Seit 25 Jahren wohnt der fränkische Autor Manfred Kern bereits in der Vestestadt. Jetzt hat der Schriftsteller seine erste Lesung in seiner Wahlheimat gestaltet. Im Mittelpunkt: sein neues Buch "Meine Oma".
Der Büchertisch im "Roten Salon" muss noch warten. Denn daneben, im "Caféchen" der Buchhandlung Riemann, liest derjenige, der diese Bücher geschrieben hat: Manfred Kern.
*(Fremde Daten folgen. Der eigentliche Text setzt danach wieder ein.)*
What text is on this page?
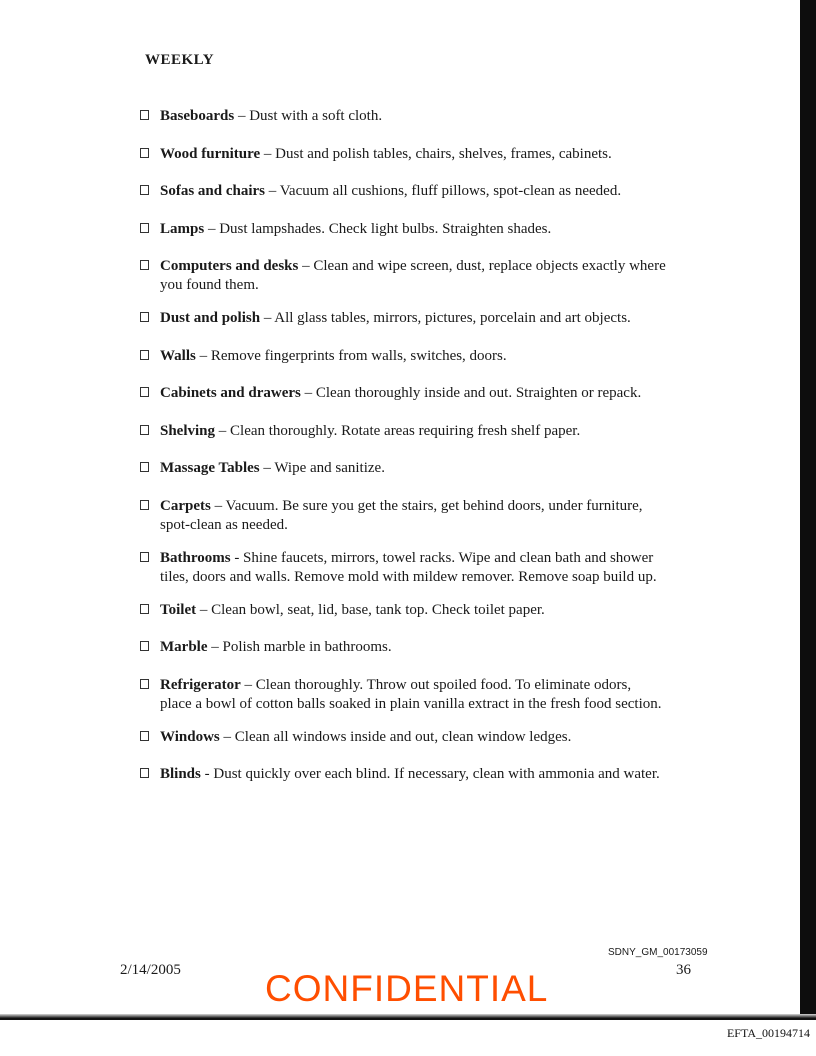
WEEKLY
Baseboards – Dust with a soft cloth.
Wood furniture – Dust and polish tables, chairs, shelves, frames, cabinets.
Sofas and chairs – Vacuum all cushions, fluff pillows, spot-clean as needed.
Lamps – Dust lampshades. Check light bulbs. Straighten shades.
Computers and desks – Clean and wipe screen, dust, replace objects exactly where
you found them.
Dust and polish – All glass tables, mirrors, pictures, porcelain and art objects.
Walls – Remove fingerprints from walls, switches, doors.
Cabinets and drawers – Clean thoroughly inside and out. Straighten or repack.
Shelving – Clean thoroughly. Rotate areas requiring fresh shelf paper.
Massage Tables – Wipe and sanitize.
Carpets – Vacuum. Be sure you get the stairs, get behind doors, under furniture,
spot-clean as needed.
Bathrooms - Shine faucets, mirrors, towel racks. Wipe and clean bath and shower
tiles, doors and walls. Remove mold with mildew remover. Remove soap build up.
Toilet – Clean bowl, seat, lid, base, tank top. Check toilet paper.
Marble – Polish marble in bathrooms.
Refrigerator – Clean thoroughly. Throw out spoiled food. To eliminate odors,
place a bowl of cotton balls soaked in plain vanilla extract in the fresh food section.
Windows – Clean all windows inside and out, clean window ledges.
Blinds - Dust quickly over each blind. If necessary, clean with ammonia and water.
2/14/2005
SDNY_GM_00173059
36
CONFIDENTIAL
EFTA_00194714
Spätes Lese-Debüt für den Autor, der seit 25 Jahren in Coburg lebt und schreibt, seine Bücher aber noch nie in seiner Wahlheimat selbst vorgestellt hat.
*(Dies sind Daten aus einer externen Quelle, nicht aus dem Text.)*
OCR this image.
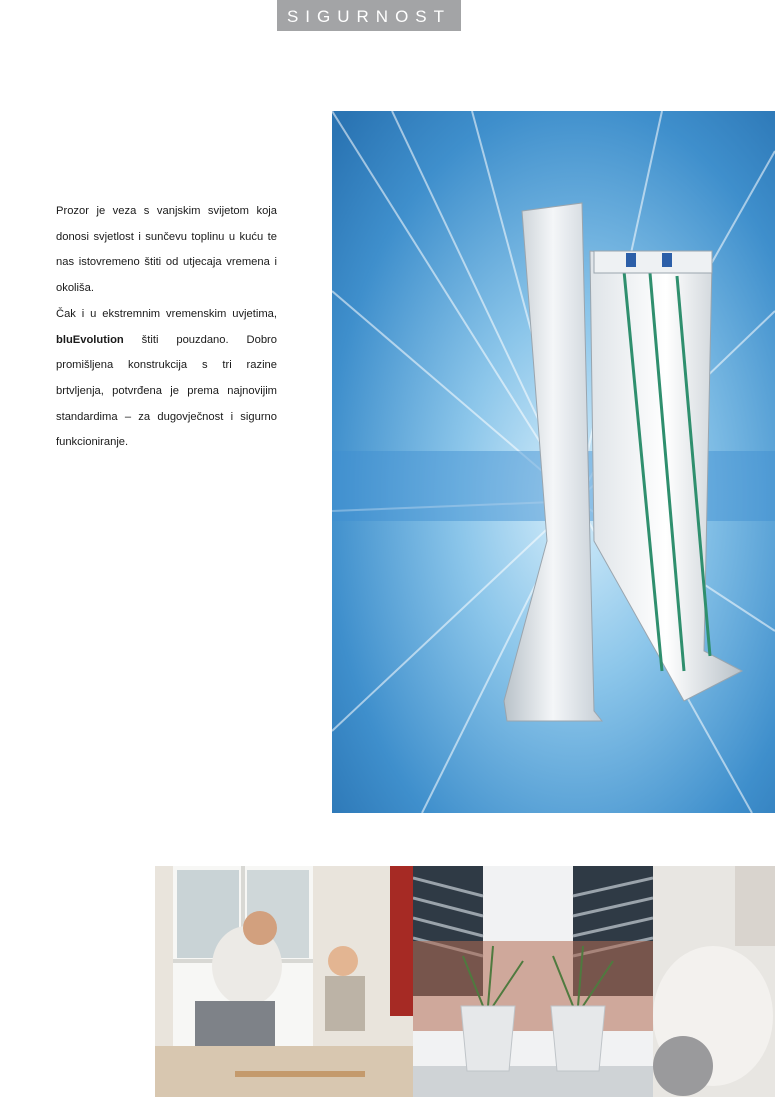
SIGURNOST

Prozor je veza s vanjskim svijetom koja donosi svjetlost i sunčevu toplinu u kuću te nas istovremeno štiti od utjecaja vremena i okoliša.

Čak i u ekstremnim vremenskim uvjetima, bluEvolution štiti pouzdano. Dobro promišljena konstrukcija s tri razine brtvljenja, potvrđena je prema najnovijim standardima – za dugovječnost i sigurno funkcioniranje.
Sein jüngstes Opus aber schmückt an diesem Abend in Dutzenden den Raum: "Meine Oma". Dazu ein hellblauer Zettel: "Herzlich willkommen zu unserer Autorenlesung mit Manfred Kern." Auch Riemann-Chefin Irmgard Clausen sagt Kern "Herzlich willkommen" und räumt auch gleich ein, sie selbst habe den Autor erst jetzt für sich entdeckt.
Jahr um Jahr schon hat Kern Buch um Buch vorgelegt - Gedichtbände und Erzählungen, Fiktion und Erinnertes. Noch nie aber hat Kern in eigener Sache in Coburg gelesen.
Eine Lesung in Schorkendorf vor zwei Jahren - näher war er der Vestestadt lesend bisher nicht gekommen. Nun also "Meine Oma", eine Familiengeschichte, die vom Ende des 19. Jahrhunderts bis fast in die Gegenwart führt - durch zwei Weltkriege hindurch, durch Gefangenschaft und Nachkriegszeit.
Bewegende Zeitreise Ein Glas Wasser auf einem schwarzen Klapptischchen und dazu ein Stapel bedruckten Papiers - die Reise durch Kerns Familiengeschichte kann beginnen. In geschickt ausgewählten Ausschnitten führt Kern lesend durch sein Buch, nimmt die Zuhörer mit auf eine bewegende Zeitreise voller Entbehrungen, voller Leid, aber auch voller Hoffnungen und Träume.
Kern erzählt, wie die vier Söhne seiner Großmutter in den Krieg ziehen müssen, wie einer so schwer verwundet wird, dass er sich davon nie mehr wirklich erholen wird, wie ein weiterer Sohn in der Schlacht um Stalingrad verschwindet, wie schließlich der jüngste Sohn, Kerns eigener Vater, spät aus französischer Kriegsgefangenschaft schließlich doch heimkehrt ins fränkische Wettringen.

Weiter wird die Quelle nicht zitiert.